Los demás teníamos que conformarnos con ir a la tienda de la tía del Babirusa ocho o nueve veces por día. La tienda tenía un cartelón sobre la puerta. El Sol Sale Para Todos, ponía allí, con letras rotuladas. Y nosotros no sabíamos si aquello era un lema, si era el nombre del establecimiento o si, verdaderamente, hacía referencia a la propia dueña y al uso comunitario que de su belleza hacíamos los jóvenes del barrio.
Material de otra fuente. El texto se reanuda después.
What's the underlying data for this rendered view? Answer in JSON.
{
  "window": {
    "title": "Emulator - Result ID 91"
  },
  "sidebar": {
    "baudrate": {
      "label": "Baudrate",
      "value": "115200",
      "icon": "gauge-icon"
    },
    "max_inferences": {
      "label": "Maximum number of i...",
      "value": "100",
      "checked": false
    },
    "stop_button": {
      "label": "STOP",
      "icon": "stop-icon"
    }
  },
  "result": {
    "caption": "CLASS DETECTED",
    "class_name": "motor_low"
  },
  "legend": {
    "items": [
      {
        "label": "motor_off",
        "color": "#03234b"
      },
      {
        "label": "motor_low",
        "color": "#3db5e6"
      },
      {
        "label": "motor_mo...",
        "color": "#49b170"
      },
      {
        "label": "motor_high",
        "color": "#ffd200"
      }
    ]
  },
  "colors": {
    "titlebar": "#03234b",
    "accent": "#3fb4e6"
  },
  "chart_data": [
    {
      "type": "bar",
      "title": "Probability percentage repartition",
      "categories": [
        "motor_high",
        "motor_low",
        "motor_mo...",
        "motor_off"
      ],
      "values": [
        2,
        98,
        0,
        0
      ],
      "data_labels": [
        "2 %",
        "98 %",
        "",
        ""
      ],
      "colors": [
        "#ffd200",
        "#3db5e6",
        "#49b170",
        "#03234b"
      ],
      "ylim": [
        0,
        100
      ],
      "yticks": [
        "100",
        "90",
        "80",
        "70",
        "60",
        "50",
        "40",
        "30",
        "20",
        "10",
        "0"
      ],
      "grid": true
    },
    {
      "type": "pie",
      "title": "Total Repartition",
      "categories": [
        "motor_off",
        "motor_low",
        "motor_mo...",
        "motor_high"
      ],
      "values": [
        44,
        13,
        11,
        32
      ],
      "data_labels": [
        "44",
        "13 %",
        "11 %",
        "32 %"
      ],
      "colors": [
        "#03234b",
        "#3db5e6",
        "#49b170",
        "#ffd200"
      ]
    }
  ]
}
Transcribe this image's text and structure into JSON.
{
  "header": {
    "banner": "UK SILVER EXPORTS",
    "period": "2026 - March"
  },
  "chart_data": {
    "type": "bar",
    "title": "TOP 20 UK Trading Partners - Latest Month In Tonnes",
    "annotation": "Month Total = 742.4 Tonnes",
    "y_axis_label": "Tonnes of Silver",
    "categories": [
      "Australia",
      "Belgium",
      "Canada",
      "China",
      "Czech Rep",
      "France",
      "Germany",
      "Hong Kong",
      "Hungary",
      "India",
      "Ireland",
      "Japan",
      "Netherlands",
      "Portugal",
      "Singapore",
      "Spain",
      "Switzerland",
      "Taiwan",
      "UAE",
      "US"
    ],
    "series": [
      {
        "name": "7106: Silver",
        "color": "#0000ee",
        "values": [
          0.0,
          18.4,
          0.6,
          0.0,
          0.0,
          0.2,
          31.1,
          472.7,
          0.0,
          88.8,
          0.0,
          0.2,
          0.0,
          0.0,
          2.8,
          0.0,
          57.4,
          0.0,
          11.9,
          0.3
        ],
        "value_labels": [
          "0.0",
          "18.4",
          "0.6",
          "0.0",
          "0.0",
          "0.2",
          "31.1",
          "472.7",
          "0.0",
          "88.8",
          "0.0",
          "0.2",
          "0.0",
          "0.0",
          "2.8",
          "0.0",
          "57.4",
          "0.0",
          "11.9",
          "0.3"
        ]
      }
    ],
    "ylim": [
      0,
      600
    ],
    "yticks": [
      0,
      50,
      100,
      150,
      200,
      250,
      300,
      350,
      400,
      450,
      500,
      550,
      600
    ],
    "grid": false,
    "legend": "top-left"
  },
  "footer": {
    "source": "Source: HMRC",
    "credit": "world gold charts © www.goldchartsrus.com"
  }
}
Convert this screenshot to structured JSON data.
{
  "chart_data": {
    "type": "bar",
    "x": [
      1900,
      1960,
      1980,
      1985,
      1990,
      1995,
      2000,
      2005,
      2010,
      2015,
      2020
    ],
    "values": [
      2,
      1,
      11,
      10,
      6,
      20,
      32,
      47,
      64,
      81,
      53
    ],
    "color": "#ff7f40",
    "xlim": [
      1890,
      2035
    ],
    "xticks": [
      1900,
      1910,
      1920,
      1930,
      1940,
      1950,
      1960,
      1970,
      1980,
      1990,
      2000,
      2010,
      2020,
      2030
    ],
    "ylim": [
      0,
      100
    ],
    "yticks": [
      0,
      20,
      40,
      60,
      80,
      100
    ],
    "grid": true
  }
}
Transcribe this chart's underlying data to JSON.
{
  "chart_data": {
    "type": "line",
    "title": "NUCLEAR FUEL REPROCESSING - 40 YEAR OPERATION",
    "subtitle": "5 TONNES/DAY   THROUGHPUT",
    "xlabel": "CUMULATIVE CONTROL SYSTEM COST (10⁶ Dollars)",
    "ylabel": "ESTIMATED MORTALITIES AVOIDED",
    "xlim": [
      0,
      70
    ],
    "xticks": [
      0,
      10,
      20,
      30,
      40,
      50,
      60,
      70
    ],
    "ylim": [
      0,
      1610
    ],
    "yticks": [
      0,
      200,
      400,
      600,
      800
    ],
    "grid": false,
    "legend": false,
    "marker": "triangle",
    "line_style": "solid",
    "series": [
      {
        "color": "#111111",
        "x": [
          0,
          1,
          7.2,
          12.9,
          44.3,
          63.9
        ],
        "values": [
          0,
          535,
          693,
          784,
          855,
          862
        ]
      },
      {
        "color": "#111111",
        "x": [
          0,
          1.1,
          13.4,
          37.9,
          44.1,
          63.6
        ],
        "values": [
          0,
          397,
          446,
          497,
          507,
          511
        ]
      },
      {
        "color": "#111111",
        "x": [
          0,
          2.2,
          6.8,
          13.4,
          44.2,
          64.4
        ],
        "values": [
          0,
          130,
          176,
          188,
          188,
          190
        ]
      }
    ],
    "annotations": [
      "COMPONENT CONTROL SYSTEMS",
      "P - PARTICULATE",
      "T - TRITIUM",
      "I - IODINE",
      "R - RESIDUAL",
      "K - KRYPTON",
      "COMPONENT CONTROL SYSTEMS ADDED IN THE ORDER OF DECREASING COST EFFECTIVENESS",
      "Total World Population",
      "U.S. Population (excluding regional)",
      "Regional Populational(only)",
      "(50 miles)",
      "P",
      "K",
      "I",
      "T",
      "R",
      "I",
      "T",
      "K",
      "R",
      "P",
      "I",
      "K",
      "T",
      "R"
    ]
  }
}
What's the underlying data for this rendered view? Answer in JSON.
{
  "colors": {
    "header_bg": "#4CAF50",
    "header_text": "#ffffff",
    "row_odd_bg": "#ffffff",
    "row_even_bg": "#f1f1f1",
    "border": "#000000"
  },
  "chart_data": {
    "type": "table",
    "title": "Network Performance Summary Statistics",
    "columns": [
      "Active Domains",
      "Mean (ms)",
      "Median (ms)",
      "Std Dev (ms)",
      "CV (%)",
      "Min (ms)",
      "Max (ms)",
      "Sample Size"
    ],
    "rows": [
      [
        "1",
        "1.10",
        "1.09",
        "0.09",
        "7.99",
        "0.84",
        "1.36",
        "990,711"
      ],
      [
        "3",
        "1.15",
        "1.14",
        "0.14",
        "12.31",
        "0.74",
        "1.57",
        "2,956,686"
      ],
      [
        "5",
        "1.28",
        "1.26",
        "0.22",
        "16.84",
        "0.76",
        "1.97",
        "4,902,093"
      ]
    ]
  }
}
A todos se nos olvidaba la sal y luego el pan y luego los huevos para volver a la tienda y ver a Fina detrás del mostrador, despachando el arroz con un cigarro melancólicamente caído a un lado de la boca, las camisas apretadas y aquellos jerséis de angorina de los que le sobresalían los pechos con la misma punta y la misma dureza que las pirámides de Egipto brotaban de la arena del desierto, que en vez de manejar aceite y hacer las cuentas en un papel de estraza, aquellos números llenos de picos y de curvas como su propio cuerpo, parecía que Fina estuviese en medio de una sala de fiesta de Nueva York o Chicago, a punto de recibir a Gary Cooper o Alan Ladd con un esmoquin blanco y no a aquella colección de pajilleros y mujeres gordas y mal peinadas que siempre la miraron con desconfianza y recelo.
Aunque a quien a ella le habría gustado ver entrar por aquellas puertas no era a Alan Ladd o a Gary Cooper, sino a John Davison Rockefeller. Decía que estaba enamorada de él. Tenía un libro de su vida, con unas fotos borrosas y amarillas, y cuando las miraba notábamos cómo, en un suspiro profundo, se le subían por el interior del jersey de angorina o de la camisa de seda falsa aquellas dos pirámides poderosas que parecían a punto de tomar el camino del cielo, como las ranas, los milagros o el padre del Babirusa. «Éste sí que era un hombre y no el representante del Cola Cao», decía estrujando contra su pecho el libro medio deshojado con aquel tipo sonriente de la portada al que envidiábamos no por su dinero ni por su traje de rayas, sino por la forma en que Fina lo abrazaba y, sobre todo, por el modo en que hablaba de él: «Un dios. Un hombre.»
El representante del Cola Cao era un tipo delgado y nervioso, con un bigotillo antiguo de tiralíneas, que llegaba en un coche ruidoso y un poco destartalado y que cada dos semanas le proponía a Fina que se casara con él. Salía sonriente del local, con la negativa de la tendera metida en el cuerpo, pero confiando siempre en el futuro, viajando por no sé qué pueblos con su bigote recto y fino como una raya de bolígrafo y los rizos de la nuca alborotados por el viento y por el ruido de su coche. Tan lejos cíe los dioses.